Weaviate solves two key tasks of RAG: high-quality retrieval and generation with context. Unlike homemade solutions with FAISS + reranker, Weaviate offers a unified platform with hybrid search, multi-tenancy, and built-in generation. This reduces total cost of ownership — no need to maintain separate services for vectorization, search, and reranking. Our RAG Weaviate system leverages hybrid search for optimal results. Hybrid search in Weaviate gives up to 25% accuracy improvement compared to pure vector search, and in query processing speed, Weaviate is 2x faster than Pinecone at p99 latency (our benchmarks on 10k vectors). Weaviate provides a GraphQL API for flexible queries.

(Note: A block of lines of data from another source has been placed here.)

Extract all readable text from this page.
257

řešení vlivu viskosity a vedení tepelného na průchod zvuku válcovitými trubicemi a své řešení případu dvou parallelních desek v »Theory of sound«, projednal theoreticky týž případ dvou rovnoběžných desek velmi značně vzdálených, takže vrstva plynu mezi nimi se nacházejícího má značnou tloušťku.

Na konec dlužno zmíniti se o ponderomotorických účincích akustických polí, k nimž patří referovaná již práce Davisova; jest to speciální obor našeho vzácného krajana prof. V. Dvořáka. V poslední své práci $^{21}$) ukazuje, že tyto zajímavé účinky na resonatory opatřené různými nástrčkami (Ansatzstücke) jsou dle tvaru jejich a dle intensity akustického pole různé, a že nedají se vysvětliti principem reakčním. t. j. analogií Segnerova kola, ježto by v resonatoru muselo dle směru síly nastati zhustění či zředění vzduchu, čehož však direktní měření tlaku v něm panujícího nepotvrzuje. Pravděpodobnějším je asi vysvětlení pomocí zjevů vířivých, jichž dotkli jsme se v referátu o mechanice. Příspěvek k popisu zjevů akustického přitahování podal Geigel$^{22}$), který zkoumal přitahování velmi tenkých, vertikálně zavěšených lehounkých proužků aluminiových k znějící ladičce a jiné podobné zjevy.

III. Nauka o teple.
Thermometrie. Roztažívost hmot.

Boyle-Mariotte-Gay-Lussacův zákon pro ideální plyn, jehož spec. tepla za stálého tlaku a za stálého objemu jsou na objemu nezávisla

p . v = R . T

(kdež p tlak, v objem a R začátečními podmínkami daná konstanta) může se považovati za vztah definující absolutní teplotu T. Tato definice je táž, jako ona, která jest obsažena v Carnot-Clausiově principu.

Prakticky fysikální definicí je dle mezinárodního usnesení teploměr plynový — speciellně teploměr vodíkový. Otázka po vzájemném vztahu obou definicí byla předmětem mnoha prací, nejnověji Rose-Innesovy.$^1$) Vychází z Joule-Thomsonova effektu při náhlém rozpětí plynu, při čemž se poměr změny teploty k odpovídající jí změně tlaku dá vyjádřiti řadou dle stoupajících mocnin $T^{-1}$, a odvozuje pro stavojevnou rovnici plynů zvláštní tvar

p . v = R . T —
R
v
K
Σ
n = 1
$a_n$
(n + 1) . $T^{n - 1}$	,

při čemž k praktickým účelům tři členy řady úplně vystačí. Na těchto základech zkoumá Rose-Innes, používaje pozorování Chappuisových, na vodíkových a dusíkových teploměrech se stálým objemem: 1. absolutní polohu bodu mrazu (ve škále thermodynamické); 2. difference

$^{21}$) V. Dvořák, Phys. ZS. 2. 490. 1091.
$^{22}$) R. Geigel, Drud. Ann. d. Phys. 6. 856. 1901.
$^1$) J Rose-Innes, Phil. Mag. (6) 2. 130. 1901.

Improving RAG Accuracy with Hybrid Search
Compare three search modes:
| Method |
Description |
Best Scenario |
| near_text (dense) |
Semantic search by embedding |
General questions without exact terms |
| BM25 |
Full-text search |
Queries with article numbers, codes |
| hybrid |
Combination of dense + BM25 |
Universal, +10–15% recall |
For the legal case, we chose hybrid with α=0.65 and added reranking. This boosted Context Precision from 0.71 to 0.89. Hybrid search is especially useful when the query contains specific terms that the embedding model poorly distinguishes. We recommend fusion_type RELATIVE_SCORE for best results.
Choosing Hybrid Search Over Pure Vector Search
Hybrid search is the optimal choice when queries contain unique identifiers (article numbers, codes) or when the knowledge base is heterogeneous. In our project with medical documentation, hybrid raised recall from 0.62 to 0.81 compared to near_text. We recommend starting with α=0.6 and adapting based on results. Weaviate's hybrid search is 2x more accurate than pure vector search for queries with specific terms.
Multi-Tenancy in Weaviate
If you have a SaaS product, use built-in multi-tenancy:
Code Example
client.collections.create(
name="ClientDocs",
multi_tenancy_config=Configure.multi_tenancy(enabled=True),
)
collection = client.collections.get("ClientDocs")
collection.tenants.create([wvc.tenants.Tenant(name="client_001")])
tenant_collection = collection.with_tenant("client_001")
results = tenant_collection.query.hybrid(query="...", limit=5)
Data isolation is guaranteed at the database level, critical for compliance and security.
Key Metrics for RAG System Monitoring
For production monitoring, track:
- Context Precision — proportion of relevant documents among top-k.
- Faithfulness — how well the answer matches the context.
- Answer Relevancy — relevance of the answer to the query.
- Latency p99 — system response time.
- GPU Utilization — load during inference.
These metrics help detect quality degradation before users notice it.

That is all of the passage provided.